The rise of the 'growth' developer

The past year was tough on a lot of businesses for obvious reasons. It's been over a year since COVID first reared its ugly head and companies are keen to know how they’ve performed, and how they can do better - particularly in the area of user interaction and customer acquisition. My prediction is that this year we will see the rise of the ‘growth’ developer - a new breed of developers who have great experience with the usual technologies, but also strong experience using marketing and analytics tools such as Segment, Mixpanel and Hotjar.


Onsite collaboration is a bonus, not a requirement

With the rise of remote-first working, software development teams are now collaborating virtually via video calls (Zoom, Google Meet, Microsoft Teams), instant messages (Slack), online documentation/knowledge bases (Confluence, Notion) and task management tools (Trello, Jira, Gitlab). Whilst onsite collaboration and co-location has been the norm for the past couple of decades, over the coming year I think we'll find that onsite meetings and co-located collaboration will be an exception, and not the norm. There may even come a point where software developers never meet their colleagues IRL (in real life), only virtually.

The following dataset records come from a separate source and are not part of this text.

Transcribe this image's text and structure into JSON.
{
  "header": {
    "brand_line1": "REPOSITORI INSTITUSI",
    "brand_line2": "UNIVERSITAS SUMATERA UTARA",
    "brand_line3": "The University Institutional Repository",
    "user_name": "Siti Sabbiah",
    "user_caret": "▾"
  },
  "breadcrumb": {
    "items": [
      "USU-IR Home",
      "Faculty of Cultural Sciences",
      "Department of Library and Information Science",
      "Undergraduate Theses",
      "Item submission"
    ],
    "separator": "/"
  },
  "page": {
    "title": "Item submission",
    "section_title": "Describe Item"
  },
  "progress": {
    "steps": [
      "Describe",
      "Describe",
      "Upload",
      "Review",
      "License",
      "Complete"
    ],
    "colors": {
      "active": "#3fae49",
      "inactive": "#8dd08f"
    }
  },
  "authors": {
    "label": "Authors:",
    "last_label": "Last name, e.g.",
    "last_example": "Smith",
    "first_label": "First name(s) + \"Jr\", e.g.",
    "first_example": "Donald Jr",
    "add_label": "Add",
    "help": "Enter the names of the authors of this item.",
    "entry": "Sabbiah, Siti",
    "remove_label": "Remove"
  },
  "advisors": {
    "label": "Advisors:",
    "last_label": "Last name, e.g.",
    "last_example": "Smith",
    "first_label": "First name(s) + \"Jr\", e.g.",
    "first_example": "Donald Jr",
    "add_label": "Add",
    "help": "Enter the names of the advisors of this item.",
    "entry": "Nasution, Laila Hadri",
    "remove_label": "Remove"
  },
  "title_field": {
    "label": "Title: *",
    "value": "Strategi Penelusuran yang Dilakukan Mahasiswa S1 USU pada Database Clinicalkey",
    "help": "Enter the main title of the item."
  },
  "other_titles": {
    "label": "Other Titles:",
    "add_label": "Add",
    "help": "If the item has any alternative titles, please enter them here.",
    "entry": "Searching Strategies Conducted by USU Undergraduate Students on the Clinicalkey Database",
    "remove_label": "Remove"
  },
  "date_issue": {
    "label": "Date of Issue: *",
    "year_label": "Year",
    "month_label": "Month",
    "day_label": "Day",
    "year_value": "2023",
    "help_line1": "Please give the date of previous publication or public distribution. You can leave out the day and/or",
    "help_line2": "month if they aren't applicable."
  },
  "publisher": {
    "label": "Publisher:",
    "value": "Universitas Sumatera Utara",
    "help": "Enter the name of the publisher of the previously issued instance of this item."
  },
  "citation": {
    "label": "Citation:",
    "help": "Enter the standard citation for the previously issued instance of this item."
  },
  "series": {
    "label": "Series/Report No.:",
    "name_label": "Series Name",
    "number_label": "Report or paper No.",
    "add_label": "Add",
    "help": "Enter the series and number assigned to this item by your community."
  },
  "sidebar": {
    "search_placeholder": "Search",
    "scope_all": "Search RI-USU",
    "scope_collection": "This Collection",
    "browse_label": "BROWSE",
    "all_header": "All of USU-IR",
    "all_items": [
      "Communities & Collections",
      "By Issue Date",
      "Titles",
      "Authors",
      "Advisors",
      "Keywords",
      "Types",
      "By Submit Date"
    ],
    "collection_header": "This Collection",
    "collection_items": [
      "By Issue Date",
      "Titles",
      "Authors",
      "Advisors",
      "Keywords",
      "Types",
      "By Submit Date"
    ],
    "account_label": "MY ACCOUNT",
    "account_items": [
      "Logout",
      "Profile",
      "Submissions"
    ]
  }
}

The need for someone to focus on effective communication

Since COVID, a lot of companies have transitioned to working remotely for the first time. How to continue to communicate effectively and efficiently within an organisation has become one of the biggest challenges. I think there'll be an increasing need for someone to focus on refining the communication process at a company, so that the teams can continue to collaborate effectively.


Every company becomes a training company

Remember how software was eating the world? It happened, and now every company is a software company. They’ll become a training company next.

Demand for developers will continue to rise sharply, along with salaries. As 2030 approaches, annual compensation packages of $1m AUD for technical leaders will be normal.

By embracing remote working, FAANG and others have unlocked previously ignored talent pools. If you’re running a startup in say Chicago, Toronto, or Dallas, 2020 was the year it got a whole lot harder to hire developers.

AUS/NZ are sheltered for now but eventually it’ll make more sense for tech giants to deal with the timezone difference and hire from relatively untapped market of amazing engineers. Companies like Square, Apple, Gitlab and Wordpress are leading the charge here.

Local Australian companies will create a sustainable advantage by training folks at all levels and finding the right balance of flexible working and on-site team interaction. Developers who can teach others and set standards across dev teams will be peers to the most senior engineers.